Im Gebüsch wohnt ein bissiges Krokodil (Spielzeugkrokodil Kroko Doc von Hasbro, das zuschnappt, wenn man auf einen bestimmten Zahn drückt – natürlich kann auch jedes andere Krokodil dort wohnen und besucht werden). Wer seinen Mut testen will, muss durch einen engen Tunnel kriechen (zunächst zwei Bänke die parallel auf zwei ebenfalls parallel Stehende 3erKästen hoch laufen). Gestrüpp versperrt den Forschern den Weg. Möglicherweise sind es auch Schlangen, die von den Ästen hängen (an Stöcke gebundene Stoffstreifen, Seile oder Bänder, die quer zwischen den Kästen hängen. Obenauf liegen feste kleine blaue Matten und fixieren die Stöcke und dunkeln den Tunnel ab).  Am Ende gelangt man in Kroko-Nest, in dem das bissige Tier lauert (zwischen den Kästen und der Sprossenwand ein Schwungtuch spannen. Die Forscher können auch direkt hinten unter das Schwungtuch krabbeln, bzw. dort wieder heraus).

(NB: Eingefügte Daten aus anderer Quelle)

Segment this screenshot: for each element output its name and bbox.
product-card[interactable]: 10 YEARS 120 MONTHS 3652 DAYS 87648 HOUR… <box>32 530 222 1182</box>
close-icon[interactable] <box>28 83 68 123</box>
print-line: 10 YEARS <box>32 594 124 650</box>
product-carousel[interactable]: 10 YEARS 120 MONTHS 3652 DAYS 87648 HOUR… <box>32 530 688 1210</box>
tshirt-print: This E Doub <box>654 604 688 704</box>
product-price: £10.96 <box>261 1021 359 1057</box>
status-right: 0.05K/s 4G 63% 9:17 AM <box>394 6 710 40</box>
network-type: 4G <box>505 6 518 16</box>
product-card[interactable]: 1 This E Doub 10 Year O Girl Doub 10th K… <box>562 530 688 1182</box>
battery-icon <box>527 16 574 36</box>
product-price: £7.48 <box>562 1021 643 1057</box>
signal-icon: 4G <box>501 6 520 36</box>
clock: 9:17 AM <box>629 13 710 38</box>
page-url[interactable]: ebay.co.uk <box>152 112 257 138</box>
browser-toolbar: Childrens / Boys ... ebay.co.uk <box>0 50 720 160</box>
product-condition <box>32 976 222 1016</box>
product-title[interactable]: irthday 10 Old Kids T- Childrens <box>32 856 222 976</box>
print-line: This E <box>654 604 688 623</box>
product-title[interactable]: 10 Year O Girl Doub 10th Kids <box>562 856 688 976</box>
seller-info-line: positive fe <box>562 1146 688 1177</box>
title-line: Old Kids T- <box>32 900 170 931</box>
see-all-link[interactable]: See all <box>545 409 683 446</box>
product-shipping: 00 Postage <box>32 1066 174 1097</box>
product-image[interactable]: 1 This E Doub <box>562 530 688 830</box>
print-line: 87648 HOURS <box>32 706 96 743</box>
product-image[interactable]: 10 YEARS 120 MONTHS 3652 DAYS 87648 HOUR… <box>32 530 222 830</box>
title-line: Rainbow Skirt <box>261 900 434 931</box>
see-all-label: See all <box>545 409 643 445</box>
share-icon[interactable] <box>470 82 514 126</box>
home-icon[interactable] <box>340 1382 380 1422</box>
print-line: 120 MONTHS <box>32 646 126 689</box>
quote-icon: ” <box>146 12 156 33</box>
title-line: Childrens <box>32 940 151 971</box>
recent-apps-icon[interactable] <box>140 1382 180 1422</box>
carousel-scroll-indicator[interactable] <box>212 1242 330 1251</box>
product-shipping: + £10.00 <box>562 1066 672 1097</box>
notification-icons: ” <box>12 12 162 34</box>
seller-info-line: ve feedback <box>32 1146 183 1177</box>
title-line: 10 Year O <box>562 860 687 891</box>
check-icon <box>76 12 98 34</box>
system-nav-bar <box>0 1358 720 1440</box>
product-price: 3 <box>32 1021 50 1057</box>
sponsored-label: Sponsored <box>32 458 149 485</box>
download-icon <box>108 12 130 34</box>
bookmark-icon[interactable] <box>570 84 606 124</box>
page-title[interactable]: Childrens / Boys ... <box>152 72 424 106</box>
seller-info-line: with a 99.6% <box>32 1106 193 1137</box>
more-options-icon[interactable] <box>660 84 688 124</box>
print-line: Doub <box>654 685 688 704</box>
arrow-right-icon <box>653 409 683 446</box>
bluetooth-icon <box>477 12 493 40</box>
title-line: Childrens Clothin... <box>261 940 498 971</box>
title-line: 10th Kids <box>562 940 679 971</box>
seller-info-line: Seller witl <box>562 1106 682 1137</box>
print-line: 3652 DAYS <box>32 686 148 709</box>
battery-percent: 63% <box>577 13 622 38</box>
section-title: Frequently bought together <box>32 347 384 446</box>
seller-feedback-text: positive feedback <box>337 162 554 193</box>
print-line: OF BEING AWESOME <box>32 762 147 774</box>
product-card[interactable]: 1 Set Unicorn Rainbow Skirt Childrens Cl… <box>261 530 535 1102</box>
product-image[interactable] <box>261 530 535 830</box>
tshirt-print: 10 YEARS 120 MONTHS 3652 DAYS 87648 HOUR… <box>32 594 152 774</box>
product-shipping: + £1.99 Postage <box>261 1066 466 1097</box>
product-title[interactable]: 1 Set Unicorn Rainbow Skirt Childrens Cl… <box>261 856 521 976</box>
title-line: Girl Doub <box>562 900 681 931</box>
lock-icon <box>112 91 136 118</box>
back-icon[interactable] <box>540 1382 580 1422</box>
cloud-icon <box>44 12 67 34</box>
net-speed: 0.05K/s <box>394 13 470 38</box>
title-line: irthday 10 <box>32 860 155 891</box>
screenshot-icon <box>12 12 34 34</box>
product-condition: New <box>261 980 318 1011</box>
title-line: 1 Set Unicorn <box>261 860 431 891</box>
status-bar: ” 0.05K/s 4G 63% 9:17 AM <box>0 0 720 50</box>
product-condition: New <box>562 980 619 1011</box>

Am Ende der Expedition kehren wir alle erschöpft mit der Eisenbahn wieder zurück.

Auch unser Stundenende verläuft stets gleich. Wir laufen nochmals gemeinsam Bahnen. Dabei probieren wir oft nochmals Fortbewegungsmöglichkeiten aus, die uns während der Stunde begegnet sind, z.B. kriechen wie die schlangen oder auf allen vieren wie ein Kroko oder flügelschlagend, wie die aufgescheuchten Vögel oder hüpfend, wie der erschreckte Frosch, etc. Danach singen wir unsere Abschiedslieder und freuen uns auf das nächste Mal).